Evidence-informed decision-making

The NPC (National Prescribing Centre) offers a series of 60-minute e-learning events, case studies and quizzes on approaches to finding, managing and presenting the evidence-based information that drives your practice. The evidence-informed decision-making resources cover:

  • Evidence-based medicine (principles and processes)
  • Using information mastery to overcome information overload
  • The skills required to understand a summary of evidence
  • Using information to make decisions
  • Presenting the evidence

BMJ learning

BMJ learning offers high-quality CME/CPD and postgraduate training for doctors and other healthcare professionals.
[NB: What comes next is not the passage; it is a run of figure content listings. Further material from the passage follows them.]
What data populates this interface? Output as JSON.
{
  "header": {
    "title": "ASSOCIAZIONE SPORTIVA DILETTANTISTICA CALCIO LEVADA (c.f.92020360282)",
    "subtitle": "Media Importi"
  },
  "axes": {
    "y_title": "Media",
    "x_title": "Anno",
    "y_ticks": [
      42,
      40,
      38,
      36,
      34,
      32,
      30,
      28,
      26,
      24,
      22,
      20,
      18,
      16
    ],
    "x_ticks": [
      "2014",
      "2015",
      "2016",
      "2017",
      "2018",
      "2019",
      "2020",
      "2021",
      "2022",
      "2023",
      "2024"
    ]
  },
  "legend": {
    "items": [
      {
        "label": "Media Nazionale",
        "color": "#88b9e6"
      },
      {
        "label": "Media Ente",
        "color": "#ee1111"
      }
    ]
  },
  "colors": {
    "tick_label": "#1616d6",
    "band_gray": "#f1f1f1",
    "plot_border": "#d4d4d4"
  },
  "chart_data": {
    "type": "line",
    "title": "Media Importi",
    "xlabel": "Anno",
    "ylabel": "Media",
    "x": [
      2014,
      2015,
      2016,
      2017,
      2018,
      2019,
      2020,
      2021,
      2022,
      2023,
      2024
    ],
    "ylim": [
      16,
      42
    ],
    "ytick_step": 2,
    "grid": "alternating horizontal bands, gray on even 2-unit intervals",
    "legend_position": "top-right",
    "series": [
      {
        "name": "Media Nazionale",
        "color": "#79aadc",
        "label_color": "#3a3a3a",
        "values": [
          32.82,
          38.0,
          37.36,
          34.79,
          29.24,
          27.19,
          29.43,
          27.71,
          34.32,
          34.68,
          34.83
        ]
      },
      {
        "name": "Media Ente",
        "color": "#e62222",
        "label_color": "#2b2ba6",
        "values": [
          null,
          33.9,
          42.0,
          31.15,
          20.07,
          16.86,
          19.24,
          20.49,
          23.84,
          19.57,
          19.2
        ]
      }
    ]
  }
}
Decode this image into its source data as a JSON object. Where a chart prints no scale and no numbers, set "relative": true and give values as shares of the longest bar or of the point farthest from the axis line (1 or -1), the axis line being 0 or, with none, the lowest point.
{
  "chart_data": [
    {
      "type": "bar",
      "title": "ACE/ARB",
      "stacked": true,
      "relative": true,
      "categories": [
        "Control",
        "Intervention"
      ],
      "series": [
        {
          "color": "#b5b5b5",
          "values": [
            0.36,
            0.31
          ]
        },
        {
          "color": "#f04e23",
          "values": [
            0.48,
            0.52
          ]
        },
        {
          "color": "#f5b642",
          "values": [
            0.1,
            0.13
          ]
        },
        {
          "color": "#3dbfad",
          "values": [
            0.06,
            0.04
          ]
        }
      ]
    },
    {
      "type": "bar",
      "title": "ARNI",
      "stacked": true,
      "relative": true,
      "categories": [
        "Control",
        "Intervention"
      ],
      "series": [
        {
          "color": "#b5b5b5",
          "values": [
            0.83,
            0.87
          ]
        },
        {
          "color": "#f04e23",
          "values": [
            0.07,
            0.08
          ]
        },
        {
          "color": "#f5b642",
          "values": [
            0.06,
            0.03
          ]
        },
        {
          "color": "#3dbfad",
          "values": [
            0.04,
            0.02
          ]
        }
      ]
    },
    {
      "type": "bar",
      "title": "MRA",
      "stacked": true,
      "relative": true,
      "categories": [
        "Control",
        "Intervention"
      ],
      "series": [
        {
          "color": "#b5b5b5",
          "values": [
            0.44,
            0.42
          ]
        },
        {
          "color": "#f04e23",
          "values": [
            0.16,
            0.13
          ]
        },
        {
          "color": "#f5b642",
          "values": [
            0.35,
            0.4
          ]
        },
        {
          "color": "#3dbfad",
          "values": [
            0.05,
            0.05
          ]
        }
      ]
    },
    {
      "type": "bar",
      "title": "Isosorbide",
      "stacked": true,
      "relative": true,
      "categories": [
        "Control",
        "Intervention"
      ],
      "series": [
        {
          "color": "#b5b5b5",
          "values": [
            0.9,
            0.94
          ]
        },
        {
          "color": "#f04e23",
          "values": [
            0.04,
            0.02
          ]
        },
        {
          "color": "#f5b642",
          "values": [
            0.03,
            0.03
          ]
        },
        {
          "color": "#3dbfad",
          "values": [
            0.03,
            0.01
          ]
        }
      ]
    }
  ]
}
It features hundreds of accredited, peer-reviewed learning modules in text, video, and audio formats. First-time users need to register to create a personal learning account for planning and recording the modules they wish to take. After registering you can login with your NHS Athens username and password.

NHS e-learning repository

The NHS e-learning repository is an open-access platform to support the discovery and sharing of e-learning objects and learning resources held both within the repository and at external locations. To search, browse and download extra resources and for your personalised space, you must login using your Athens ID.

Study skills

Valuable study skills guidance from the Open University:

  • Deal with assignments
  • Get ready for exams
  • Improve your English
  • Build up effective study strategies
  • Absorb: think, read and take notes
  • Learn in groups

Find out more about Open University study skills

Also from the Open University, postgraduate level study skills:

  • Advanced reading skills
  • Harvesting and processing evidence
  • Presenting your findings

Find out more about Open University postgraduate study skills


Students should follow their universities’ specific advice on referencing, whilst authors should comply with publishers’ guidance. 

The University of the West of England makes available a helpful interactive guide to referencing. Imperial College London has comprehensive guides to Vancouver style and Harvard style.


The University of Leicester offers a short tutorial on plagiarism: what it is and how to avoid it.